With movement restrictions and lockdowns due to the COVID-19 pandemic, millions of people have preferred to shop online during the holiday season. Cybercriminals, however, are taking advantage of that situation with scams and malware targeting online shoppers. Among those, an Amazon gift card scam has attracted the attention of cybersecurity researchers as it could not only cost you money but also make your device vulnerable to hacking.
Discovered by cybersecurity research firm Cybereason, the scam is targeted to people in Europe and the US. As many people are staying home, gift cards have become a popular tool to present to loved ones during Christmas. However, one such "too good to be true offer" is designed to serve Dridex banking trojan.
"Both cybercriminals and nation-state threat actors alike find and exploit trending circumstances in order to leverage a given situation to infect unsuspecting victims, such as the holiday season, the ongoing COVID-19 pandemic, or both of them combined," Daniel Frank, a cybersecurity researcher at Cybereason said in a blog post.
The malware is delivered by phishing attacks through a spoofed email that reads: "We are delighted to enclose a $100 Amazon gift card as our way of saying Thank You." The email also contains Amazon order date and number. However, the email comes with a malicious word document or screensaver file attached. After downloading the attachment, the users are redirected to Amazon's legitimate webpage, "gaining more credibility with the victim."
Once the user opens the document, it prompts to run a malicious macro. After enabling the macro, it shows a fake error message "Word experienced an error trying to open the file". But in reality, a Windows PowerShell script runs in the background to serve the Dridex malware.
Apart from spoofed emails, hackers are also using a second delivery method involving screensaver files (with .scr extension). Using SCR to infect devices has gained popularity amongst hackers as it helps them bypass email spam filters. Once downloaded, the SCR file extracts the malware payload, a technique associated with Dridex malware that is used to gather banking credentials.
"The current campaign that targets consumers who are falsely informed they have received an Amazon gift card and infects the target with three similar yet unique techniques; similar in terms of luring the victim into clicking the file, and different in terms of the execution flow," Frank added.
Amazon Confirms Attacks
Following Cybereason's investigation, Amazon also acknowledged the presence of the scam and warned users to verify such gift cards with friends and families who gave them. "Fraudsters use many methods to conduct scams, including requesting gift cards from well-known brands for payment.
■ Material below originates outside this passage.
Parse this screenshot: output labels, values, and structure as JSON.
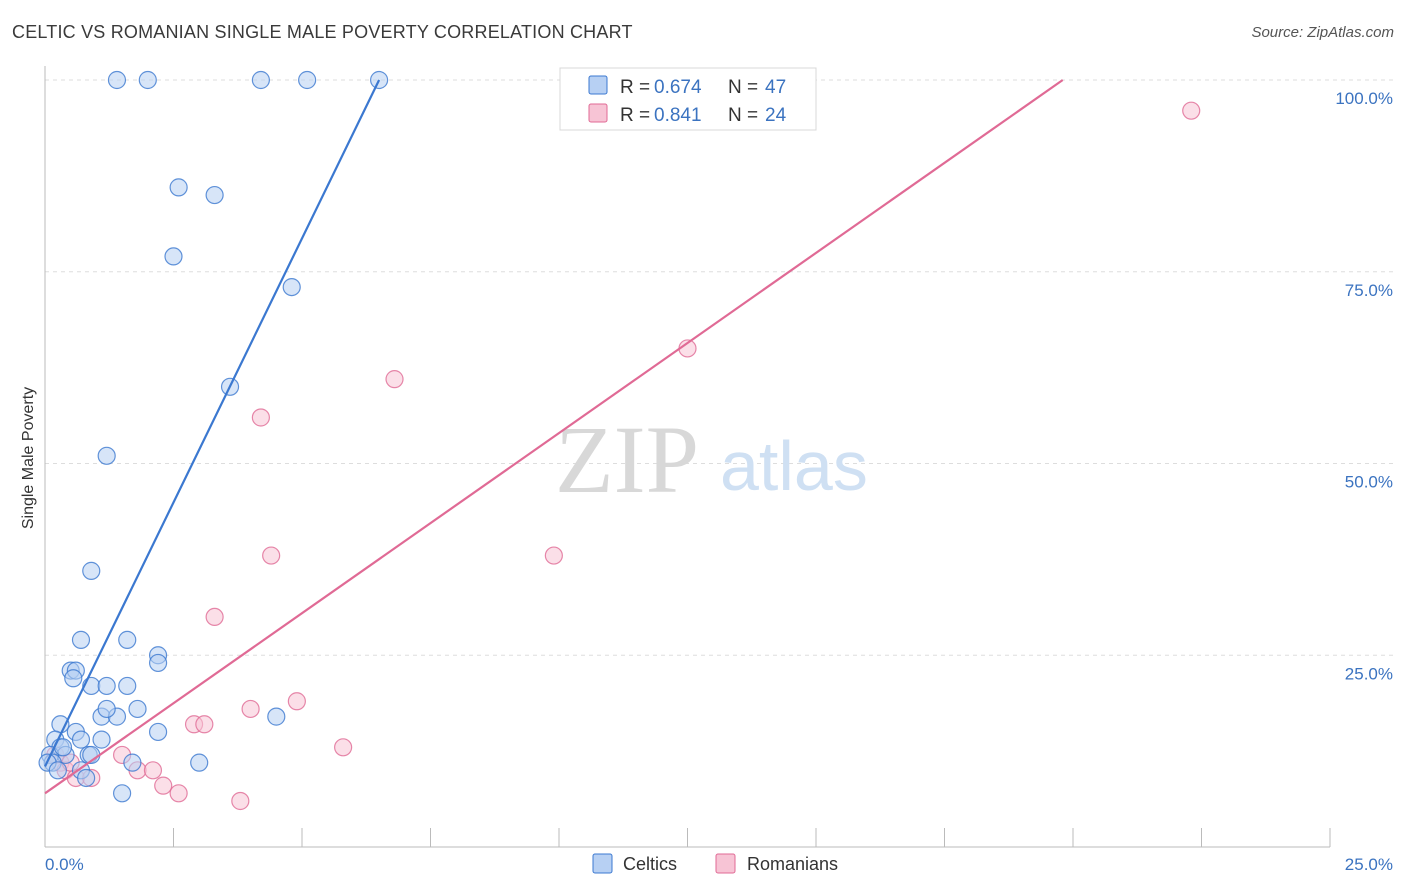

We want to make sure our customers are aware of scams that may request payment using Amazon Gift Cards," the online retailer said.
If you receive such an email, you should delete it immediately without opening it. However, if you open such an email, do not download any attachments and enable the macro. Microsoft Office disables macros by default so it would not run automatically.
"Post-infection, the implementation of the payload deployment on the machine is often multi-staged and highly evasive. This current Dridex campaign introduced three different attack vectors. In case one fails to work perhaps the other will, thus creating a backup mechanism not only for their C2 servers but also for completing the infection process itself," Frank explained.